What Does Northern Michigan Need Most?

What are the most pressing needs within the entire five-county area? The Grand Traverse Regional Community Foundation believes it now knows, after an extensive, months-long study. Its ambitious Community Needs Assessment has outlined three “Priority Areas of Opportunity”: education and schools, teens and young adults, and health/mental health.

According to Community Foundation President Dave Mengebier, the goals of the study were to give the foundation a better sense of how northern Michigan is doing and to identify the biggest opportunities for improvement within Grand Traverse, Antrim, Benzie, Kalkaska, and Leelanau counties.

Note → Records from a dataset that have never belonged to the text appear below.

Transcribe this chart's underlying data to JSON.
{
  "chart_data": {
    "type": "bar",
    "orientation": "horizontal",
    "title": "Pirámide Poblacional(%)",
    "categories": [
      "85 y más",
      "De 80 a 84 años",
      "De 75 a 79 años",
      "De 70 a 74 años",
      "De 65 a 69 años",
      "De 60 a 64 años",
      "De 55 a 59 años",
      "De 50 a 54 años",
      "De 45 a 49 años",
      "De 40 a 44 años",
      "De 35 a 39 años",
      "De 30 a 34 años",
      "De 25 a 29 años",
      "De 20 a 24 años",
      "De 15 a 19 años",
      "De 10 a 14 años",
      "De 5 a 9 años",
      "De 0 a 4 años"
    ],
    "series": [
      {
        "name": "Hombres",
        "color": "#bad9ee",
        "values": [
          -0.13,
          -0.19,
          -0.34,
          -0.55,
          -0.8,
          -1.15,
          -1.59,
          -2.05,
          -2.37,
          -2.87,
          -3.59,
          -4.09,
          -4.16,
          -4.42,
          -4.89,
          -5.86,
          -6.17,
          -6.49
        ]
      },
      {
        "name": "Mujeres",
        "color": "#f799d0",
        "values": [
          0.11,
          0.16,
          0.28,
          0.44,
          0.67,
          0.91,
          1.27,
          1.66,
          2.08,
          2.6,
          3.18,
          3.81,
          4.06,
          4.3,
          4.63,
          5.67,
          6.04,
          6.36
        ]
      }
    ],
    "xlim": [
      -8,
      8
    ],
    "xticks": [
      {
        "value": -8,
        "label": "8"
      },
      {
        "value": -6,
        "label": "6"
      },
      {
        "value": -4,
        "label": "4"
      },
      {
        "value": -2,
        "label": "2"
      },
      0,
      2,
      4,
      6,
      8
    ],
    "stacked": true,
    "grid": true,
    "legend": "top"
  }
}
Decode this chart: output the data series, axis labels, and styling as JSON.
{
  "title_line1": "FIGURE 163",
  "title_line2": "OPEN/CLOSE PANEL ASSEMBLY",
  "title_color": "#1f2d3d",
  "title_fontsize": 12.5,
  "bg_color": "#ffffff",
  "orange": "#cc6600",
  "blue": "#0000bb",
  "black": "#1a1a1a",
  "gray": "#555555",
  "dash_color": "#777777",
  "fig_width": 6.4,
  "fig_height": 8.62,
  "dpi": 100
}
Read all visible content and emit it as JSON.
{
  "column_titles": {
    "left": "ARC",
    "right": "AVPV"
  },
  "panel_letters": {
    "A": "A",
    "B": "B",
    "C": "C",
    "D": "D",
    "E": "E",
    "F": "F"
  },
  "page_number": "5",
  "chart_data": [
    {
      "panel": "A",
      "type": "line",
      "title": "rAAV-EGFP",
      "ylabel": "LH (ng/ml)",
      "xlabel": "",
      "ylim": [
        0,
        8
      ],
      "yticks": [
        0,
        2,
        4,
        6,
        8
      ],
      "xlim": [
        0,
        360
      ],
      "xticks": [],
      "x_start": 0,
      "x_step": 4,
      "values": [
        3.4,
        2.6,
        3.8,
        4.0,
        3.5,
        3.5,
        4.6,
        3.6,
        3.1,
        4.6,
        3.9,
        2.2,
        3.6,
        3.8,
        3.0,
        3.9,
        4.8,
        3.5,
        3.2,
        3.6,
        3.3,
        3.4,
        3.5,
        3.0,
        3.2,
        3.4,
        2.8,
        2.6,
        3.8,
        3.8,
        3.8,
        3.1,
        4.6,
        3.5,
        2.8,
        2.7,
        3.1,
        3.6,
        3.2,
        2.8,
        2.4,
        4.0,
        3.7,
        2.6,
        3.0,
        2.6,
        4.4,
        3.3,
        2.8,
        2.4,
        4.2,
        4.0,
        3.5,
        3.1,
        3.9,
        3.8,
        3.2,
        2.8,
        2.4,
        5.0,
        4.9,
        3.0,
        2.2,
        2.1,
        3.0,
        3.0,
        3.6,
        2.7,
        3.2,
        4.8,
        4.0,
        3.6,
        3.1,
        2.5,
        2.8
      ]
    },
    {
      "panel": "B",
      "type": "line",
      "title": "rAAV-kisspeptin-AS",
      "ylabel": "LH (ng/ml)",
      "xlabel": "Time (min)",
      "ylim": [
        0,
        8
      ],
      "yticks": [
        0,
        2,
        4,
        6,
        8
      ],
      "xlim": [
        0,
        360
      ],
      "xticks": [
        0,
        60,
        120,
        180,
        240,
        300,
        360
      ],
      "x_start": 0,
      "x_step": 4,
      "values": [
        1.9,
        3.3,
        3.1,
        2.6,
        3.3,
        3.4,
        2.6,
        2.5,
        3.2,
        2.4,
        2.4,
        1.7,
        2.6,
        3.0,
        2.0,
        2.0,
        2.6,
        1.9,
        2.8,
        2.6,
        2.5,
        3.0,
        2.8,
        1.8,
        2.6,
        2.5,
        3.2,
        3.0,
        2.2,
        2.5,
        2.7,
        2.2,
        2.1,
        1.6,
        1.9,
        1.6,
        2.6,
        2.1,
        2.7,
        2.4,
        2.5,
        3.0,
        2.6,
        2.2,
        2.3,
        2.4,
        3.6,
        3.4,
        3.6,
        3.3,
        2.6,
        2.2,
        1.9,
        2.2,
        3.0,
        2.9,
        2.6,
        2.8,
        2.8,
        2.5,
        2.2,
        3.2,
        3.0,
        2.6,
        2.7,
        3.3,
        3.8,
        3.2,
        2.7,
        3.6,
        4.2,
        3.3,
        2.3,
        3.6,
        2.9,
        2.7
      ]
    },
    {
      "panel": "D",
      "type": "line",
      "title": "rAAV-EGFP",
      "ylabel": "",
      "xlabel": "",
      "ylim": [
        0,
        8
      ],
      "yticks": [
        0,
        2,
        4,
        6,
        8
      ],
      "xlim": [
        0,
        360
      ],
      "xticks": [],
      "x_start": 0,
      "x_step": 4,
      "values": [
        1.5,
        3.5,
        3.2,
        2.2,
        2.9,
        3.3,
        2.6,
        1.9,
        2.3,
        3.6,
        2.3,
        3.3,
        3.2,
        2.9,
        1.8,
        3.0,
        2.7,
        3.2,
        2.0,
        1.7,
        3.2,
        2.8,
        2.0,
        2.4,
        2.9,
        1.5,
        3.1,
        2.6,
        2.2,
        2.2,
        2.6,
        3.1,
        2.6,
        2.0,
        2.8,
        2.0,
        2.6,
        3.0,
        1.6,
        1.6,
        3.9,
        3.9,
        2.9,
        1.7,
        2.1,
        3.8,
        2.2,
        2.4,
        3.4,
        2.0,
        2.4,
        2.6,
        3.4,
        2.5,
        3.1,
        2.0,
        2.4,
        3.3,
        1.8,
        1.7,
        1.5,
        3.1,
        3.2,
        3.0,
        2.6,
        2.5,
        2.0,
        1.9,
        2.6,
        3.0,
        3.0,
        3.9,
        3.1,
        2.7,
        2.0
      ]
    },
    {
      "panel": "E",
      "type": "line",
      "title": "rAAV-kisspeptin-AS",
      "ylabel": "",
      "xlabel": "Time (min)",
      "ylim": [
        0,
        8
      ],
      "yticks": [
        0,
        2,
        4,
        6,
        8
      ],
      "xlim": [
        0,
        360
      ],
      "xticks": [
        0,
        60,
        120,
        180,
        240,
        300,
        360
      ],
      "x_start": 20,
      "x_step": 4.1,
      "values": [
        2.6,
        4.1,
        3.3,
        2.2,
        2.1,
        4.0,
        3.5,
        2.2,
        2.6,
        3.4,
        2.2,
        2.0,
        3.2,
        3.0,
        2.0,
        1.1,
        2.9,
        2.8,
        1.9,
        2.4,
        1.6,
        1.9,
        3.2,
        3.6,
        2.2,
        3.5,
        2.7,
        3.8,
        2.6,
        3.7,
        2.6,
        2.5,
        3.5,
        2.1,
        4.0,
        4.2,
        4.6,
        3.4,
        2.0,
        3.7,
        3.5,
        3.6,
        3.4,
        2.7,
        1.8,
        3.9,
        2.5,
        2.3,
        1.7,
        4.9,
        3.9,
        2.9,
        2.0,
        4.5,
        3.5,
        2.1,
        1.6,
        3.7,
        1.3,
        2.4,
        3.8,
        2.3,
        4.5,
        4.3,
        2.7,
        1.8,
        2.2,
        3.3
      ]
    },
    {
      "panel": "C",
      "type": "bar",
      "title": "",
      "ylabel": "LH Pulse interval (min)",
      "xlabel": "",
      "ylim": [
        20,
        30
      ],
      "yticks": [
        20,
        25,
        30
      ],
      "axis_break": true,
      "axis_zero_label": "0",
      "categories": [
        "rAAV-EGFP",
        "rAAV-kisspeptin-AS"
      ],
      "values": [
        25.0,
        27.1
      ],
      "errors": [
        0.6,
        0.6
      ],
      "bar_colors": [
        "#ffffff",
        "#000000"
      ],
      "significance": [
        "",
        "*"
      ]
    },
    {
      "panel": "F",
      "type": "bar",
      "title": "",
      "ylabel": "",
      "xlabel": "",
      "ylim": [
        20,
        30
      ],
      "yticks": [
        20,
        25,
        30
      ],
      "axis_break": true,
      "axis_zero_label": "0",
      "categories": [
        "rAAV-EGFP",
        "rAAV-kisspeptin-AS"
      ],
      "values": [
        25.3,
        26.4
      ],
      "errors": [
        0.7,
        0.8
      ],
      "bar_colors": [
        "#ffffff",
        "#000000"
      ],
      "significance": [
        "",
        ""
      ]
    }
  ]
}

"This has been a big effort at the Community Foundation, to start to benchmark how we're doing as a region and as a community against other communities within Michigan and across the country, using a variety of different measures,” Mengebier says. “From there, the question becomes, 'Alright, what are we going to focus on, and what are we going to try to work with other institutions on to try to have an impact?’”

Founded in 1992, the Community Foundation works to develop permanent endowments for a variety of different causes or organizations. One example is the Cleo M. Purdy Endowment, which over the past five years has granted $1.8 million to Central Lake schools to fund early childhood education efforts. The Community Foundation also has some discretionary funds of its own not earmarked for specific causes or organizations.

According to Alison Metiva, vice president of strategic engagement and programs for the Community Foundation, the recently completed Assessment will hopefully help the foundation direct its grant dollars and efforts to have the most impact.

"We started by looking at our community vision, and the goal of our board was that we wanted to have healthy, resilient, thriving communities,” Metiva says. “This project was a way for us to understand how we're currently doing toward that goal and how we can focus our efforts to get closer to achieving truly thriving communities."

To perform the study, the organization and local market research firm Avenue ISR synthesized information from dozens of existing datasets, ranging from Census data to local graduation rates. The results, Mengebier says, indicate a tale of two northern Michigans: one affluent, the other struggling with poverty.

"I think that anybody who has lived here for a while knows that you don't have to get too far outside of the Traverse City city limits to see some pretty intense levels of poverty,” Mengebier says. He points out Antrim County, where the median household income is $23,215. “And then you see all the attendant consequences of that: poor health; obesity; heightened rates of diabetes; teen pregnancy; substance and alcohol abuse; poor performance in the school systems; things like that. One of the things that we're really interested in is figuring out how we can impact these populations that are not enjoying the same quality of life that some of the wealthier members of our society are enjoying."

In the education space, Metiva says a key focus will be early childhood education. As of 2013, 40 percent of children in the five-county region were not “kindergarten-ready.” In Kalkaska County alone, that figure was at 59 percent. Those issues contribute to problems later on: 50 percent of students in the five-county region are not reading proficient by the end of third grade, and the area’s high school graduation rate is eight percentage points below the national average.

For teens and young adults, Mengebier says the focus is on “disconnected youth” – people between the ages of 16 and 24 who are neither working nor in school. The aim is to give these individuals the tools to either find employment or pursue an education. In the health and mental health space, the Community Foundation has two main goals: supporting affordable housing initiatives and improving access to primary healthcare and mental healthcare providers.

In each area, the Community Foundation has identified potential partners for maximum impact. To achieve early education goals, the foundation might team up with local school districts or Great Start programs. To target teen and young adult issues, organizations like Goodwill Industries, the YMCA, and the Homeless Youth Initiative will be crucial. For health and mental health, potential partners include Housing North, Munson, and even transportation solutions to help rural residents access care.

"These are data points that we alone aren't going to move,” Metiva says. “We aren't doing the on-the-ground work in these areas, but rather supporting with grants, or using our convening capacity, or sitting on committees to offer our input. These are big data points that the community more generally is going to impact. We're just one piece of the success in these areas."